No shortage of praise for Watts’ prose


Listen to a podcast of Stephanie Powell Watts, assistant professor of English, reading an excerpt from her Pushcart Prize-winning short story Unassigned Territory.


Stepping inside Stephanie Powell Watts’ office on the second floor of Drown Hall, one has little trouble deciphering not only her profession, but her passion. Floor-to-ceiling shelves are lined with books and a stack of thumbed-through paperbacks rests next to her computer. Even a freshly opened Amazon.com box on her table is telling.
As assistant professor of English, Watts eagerly rattles off the names of her favorite authors—John Updike, Edward Jones, Toni Morrison, Philip Roth, Gayle Jones—and beams when describing their gift as writers. She likes Jones for her strong narrative voice and intimacy with the characters. Morrison’s Song of Solomon, she says, is “one of those books you would’ve given anything to write.”
But what the stacks of books, the list of favorite authors and her apparent love of good fiction fail to divulge is that she is a truly accomplished author in her own right. Since September a wave of awards and recognition have rolled in for Watts in what she humbly describes as “crazy.”
Watts draws on themes of family, religion, and the South for her short stories and nonfiction essays. Drawing on her North Carolina roots, Watts says “there is really a culture that is not like anywhere else. There’s something really fascinating about the place and the tight-rope walking you have to do. There are lots of assumptions people make, even in the classroom, about southerners and southern experiences.”
“A true American art form”
That ability to deftly tight-rope walk landed Watts the honor of “Best Emerging Writer” at the Southern Women Writers Conference in September for her short story “Family Museum of Ancient Postcards.”
Judge Mindy Wilson, managing editor of The Georgia Review, said “It didn’t take long in my reading of Stephanie Powell Watts’s short story to feel that I was in sure hands, that I would be able to sit back with this one and enjoy it for the long haul.”
“Short stories are underrated and not widely read,” says Watts of her craft. “But the tightness and precision is a real gift. Short stories give you the enormity of a person’s life in a few pages. It’s a true American art form.”
According to Wilson, that precision is apparent in Watts’ work. She says Watts “… creates an authentic voice that establishes the narrator as both an intimate of and an outsider to the events she witnesses and the community of which she is a part.”
Another short story, “Unassigned Territory” received a flurry of interest from notable publications. It was selected for publication in the Oxford American’s Winter Reading Issue in 2006. The story, which follows two Jehovah’s Witnesses through North Carolina in search of converts, was also named a 2007 Distinguished Story in Best American Short Stories, edited by Stephen King, and was included in New Stories from the South: Best of 2007, selected by Pulitzer Prize winner Edward Jones.

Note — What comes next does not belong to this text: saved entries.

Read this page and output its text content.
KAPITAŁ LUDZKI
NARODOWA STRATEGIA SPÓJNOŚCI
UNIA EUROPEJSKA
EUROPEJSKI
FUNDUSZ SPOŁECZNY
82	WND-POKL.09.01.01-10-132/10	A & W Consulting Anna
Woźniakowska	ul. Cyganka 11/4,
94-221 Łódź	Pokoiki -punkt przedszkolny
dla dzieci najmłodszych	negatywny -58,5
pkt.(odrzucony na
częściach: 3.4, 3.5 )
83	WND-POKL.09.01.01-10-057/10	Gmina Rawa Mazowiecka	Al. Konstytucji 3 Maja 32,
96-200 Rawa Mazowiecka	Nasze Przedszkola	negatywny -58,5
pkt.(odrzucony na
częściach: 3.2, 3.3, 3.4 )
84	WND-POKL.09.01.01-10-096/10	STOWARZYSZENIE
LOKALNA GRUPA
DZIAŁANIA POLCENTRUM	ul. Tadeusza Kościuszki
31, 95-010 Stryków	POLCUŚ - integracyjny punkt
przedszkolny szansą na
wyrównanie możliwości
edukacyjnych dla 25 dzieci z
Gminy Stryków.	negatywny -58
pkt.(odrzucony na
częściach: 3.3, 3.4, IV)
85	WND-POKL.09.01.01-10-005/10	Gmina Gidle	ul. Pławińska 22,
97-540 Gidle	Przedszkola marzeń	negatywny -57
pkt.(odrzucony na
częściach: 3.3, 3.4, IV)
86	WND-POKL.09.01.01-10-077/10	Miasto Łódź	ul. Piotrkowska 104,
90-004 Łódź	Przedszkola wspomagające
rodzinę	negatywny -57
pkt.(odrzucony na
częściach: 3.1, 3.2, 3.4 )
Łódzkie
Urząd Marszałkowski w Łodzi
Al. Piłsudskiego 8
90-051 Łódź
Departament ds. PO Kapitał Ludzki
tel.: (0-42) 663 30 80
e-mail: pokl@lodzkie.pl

The accolades continued when “Unassigned Territory” went on to receive the prestigious 2007 Pushcart Prize, one of the most honored literary projects in America.
“Winning the Pushcart Prize is an enormous national honor that places Stephanie among an elite group of American writers of fiction—including fellow Pushcart Prize winners Raymond Carver, Tim O'Brien and John Irving—at a very early stage in her career,” says colleague Elizabeth Dolan, associate professor of English.
Watts, who has been at Lehigh for four years, recently completed her biggest composition to date—a novel—which she is looking to publish. “It’s bigger than I really realized,” said Watts on completing the novel Possessing Hours. “Writing a short story and writing a novel are similar movements, but it’s not like adding water to make it bigger.”